In an HMO study conducted in Seattle among children age 14 years or younger, hospitalization after mild TBI was associated with a three-fold greater prevalence of a new-onset psychiatric disorder vs non-injured matched controls: a general rate of 30% with a psychiatric diagnosis vs 20% (Massagli TL, Arch Phys Med Rehabil 2004;85(9):1428–1434). [Editor’s note: That 20% is consistent with the commonly cited rate of psychiatric diagnosis in children and teens.] There was a two-fold risk of psychiatric diagnosis when there was no such diagnosis prior to mild TBI; and the relative risk of hyperactivity was 8.

Treating mild TBI
How should we manage our patients with histories of mild TBI who manifest psychiatric symptoms? The CDC published new guidelines in fall 2018 emphasizing that patients tend to recover well, but that they need to rest and very gradually return to school (eg, 1 week post-injury), and only later return to sports (eg, 2 weeks post-injury). Patients must also have planned follow-up to track symptoms.

The research on specific treatment for psychiatric symptoms following mild TBI is scant. Cognitive behavioral therapy (CBT) has been suggested to help manage behavioral activation and reframe symptoms (eg, “recovering,” not “brain-injured” or “dumb”). The technique of using trauma narratives has been suggested as well as aerobic activity and psycho-education. There are multidisciplinary models of care such as the Seattle Sports Concussion Research Collaborative Concussion that may be helpful. Their approach involves weekly multidisciplinary meetings that include a case manager, CBT therapist, pediatrician, and psychiatrist. The case manager helps the family coordinate care with school and other health professionals. The psychiatrist manages psychopharmacotherapy as needed. The CBT therapist uses modular techniques that may involve behavior activation and a paced return to activities, teaching coping and problem-solving skills, relaxation techniques, cognitive reframing, and sleep hygiene (McCarty CA et al, Pediatrics 2016;138(4):e20160459).

Medication treatment after mTBI includes our usual pharmacopeia. Stimulants are effective for ADHD after mTBI, but exercise caution if the patient has had seizures, as there may be a higher seizure risk in this setting. Amitriptyline has been used for pain, and SSRIs have been used for mood and anxiety.

CCPR Verdict: You will see a lot of patients in your practice who have a history of mild TBI. Manage expectations, advocate for gradual return to school and sports activities, build collaborative resources, and treat symptomatically.

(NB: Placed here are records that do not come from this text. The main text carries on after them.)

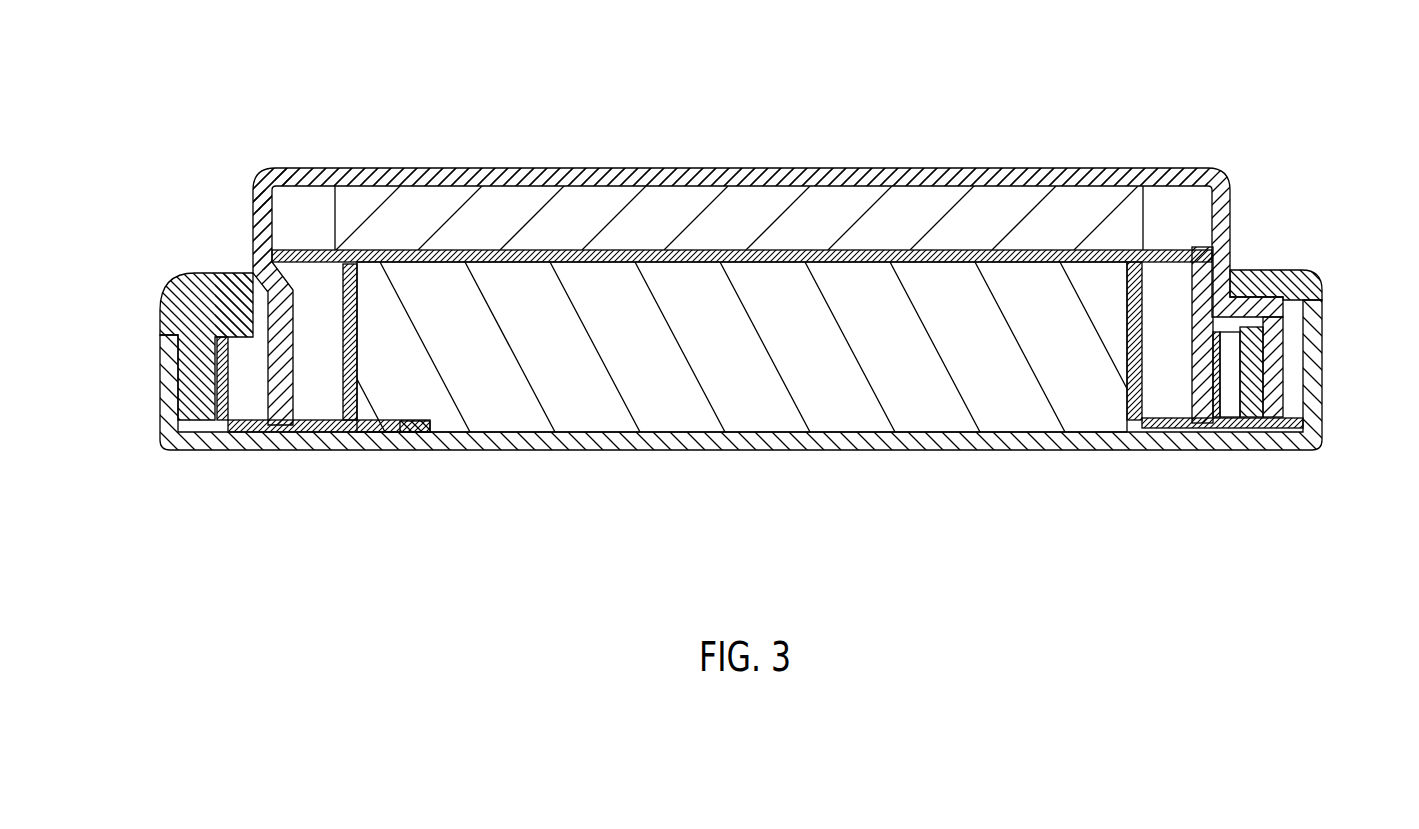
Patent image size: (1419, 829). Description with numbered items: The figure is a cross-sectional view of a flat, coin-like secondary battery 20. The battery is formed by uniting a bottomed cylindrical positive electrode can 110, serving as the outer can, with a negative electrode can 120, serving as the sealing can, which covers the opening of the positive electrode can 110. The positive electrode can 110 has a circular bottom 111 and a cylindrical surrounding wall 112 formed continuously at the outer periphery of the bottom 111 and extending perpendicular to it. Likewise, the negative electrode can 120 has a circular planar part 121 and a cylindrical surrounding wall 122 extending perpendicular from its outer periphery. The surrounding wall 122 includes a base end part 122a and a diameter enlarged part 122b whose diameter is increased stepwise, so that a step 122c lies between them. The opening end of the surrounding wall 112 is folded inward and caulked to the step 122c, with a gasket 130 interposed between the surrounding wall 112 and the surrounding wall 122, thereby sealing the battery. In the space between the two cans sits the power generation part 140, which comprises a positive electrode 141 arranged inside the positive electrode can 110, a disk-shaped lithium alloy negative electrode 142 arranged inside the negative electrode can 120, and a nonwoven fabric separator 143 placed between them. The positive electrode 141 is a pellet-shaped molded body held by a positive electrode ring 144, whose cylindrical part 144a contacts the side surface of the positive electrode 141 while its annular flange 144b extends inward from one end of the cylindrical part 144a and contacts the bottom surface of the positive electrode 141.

The secondary battery 20 is at (743, 295).
The positive electrode can 110 is at (704, 434).
The bottom 111 is at (480, 450).
The surrounding wall 112 is at (165, 385).
The negative electrode can 120 is at (680, 241).
The planar part 121 is at (688, 168).
The surrounding wall 122 is at (250, 240).
The base end part 122a is at (250, 210).
The diameter enlarged part 122b is at (170, 302).
The step 122c is at (185, 273).
The gasket 130 is at (1320, 302).
The power generation part 140 is at (765, 312).
The positive electrode 141 is at (770, 412).
The negative electrode 142 is at (927, 210).
The separator 143 is at (775, 250).
The positive electrode ring 144 is at (1150, 400).
The cylindrical part 144a is at (343, 365).
The annular flange 144b is at (375, 440).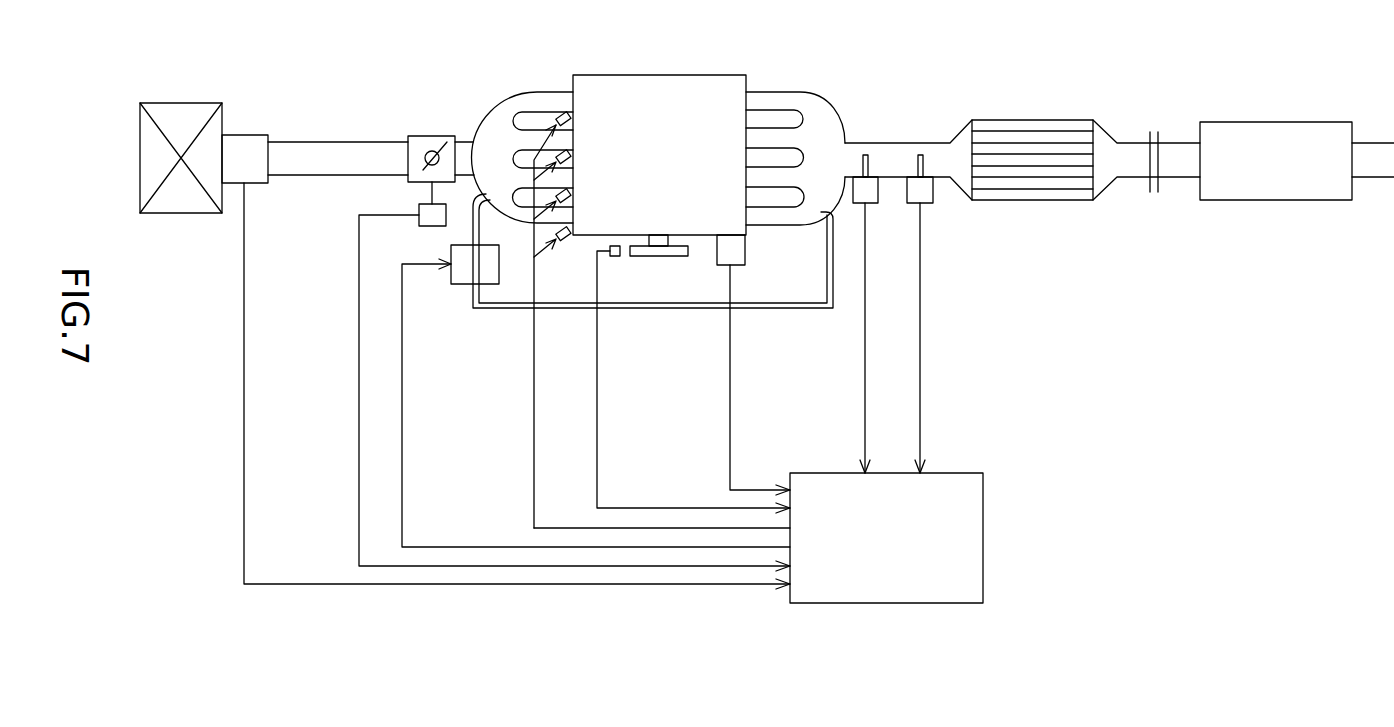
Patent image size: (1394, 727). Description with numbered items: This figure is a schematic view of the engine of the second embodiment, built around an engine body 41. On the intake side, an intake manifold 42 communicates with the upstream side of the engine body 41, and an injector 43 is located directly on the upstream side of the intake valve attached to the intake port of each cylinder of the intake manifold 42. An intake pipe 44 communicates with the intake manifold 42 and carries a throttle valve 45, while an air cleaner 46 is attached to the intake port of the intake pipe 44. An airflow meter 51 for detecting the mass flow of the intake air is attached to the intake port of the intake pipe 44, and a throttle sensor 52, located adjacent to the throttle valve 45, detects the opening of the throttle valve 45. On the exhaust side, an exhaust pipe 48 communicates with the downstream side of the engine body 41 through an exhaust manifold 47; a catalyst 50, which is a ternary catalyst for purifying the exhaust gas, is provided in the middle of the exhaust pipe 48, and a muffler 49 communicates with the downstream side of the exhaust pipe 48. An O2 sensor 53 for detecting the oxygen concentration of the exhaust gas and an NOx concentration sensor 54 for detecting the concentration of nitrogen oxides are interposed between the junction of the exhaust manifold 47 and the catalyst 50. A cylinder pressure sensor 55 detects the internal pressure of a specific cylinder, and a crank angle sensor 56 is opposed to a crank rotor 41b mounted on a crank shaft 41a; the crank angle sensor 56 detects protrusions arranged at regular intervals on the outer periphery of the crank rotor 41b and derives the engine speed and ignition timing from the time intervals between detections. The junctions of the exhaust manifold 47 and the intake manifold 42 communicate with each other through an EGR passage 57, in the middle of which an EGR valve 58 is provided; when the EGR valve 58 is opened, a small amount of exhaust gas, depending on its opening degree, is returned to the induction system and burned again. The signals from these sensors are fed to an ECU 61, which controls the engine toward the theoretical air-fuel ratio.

Editor’s note: Dr. Max is working on a long-term follow-up study of patients 24 years after their initial injuries, comparing psychiatric diagnoses of those who had severe TBI with those who had mild to moderate TBI and looking at the differences for those with and without psychiatric diagnoses prior to their original injury. The results may shed light on long-term outcomes for mild TBI and the possibility of a mediating effect of prior psychiatric disorders.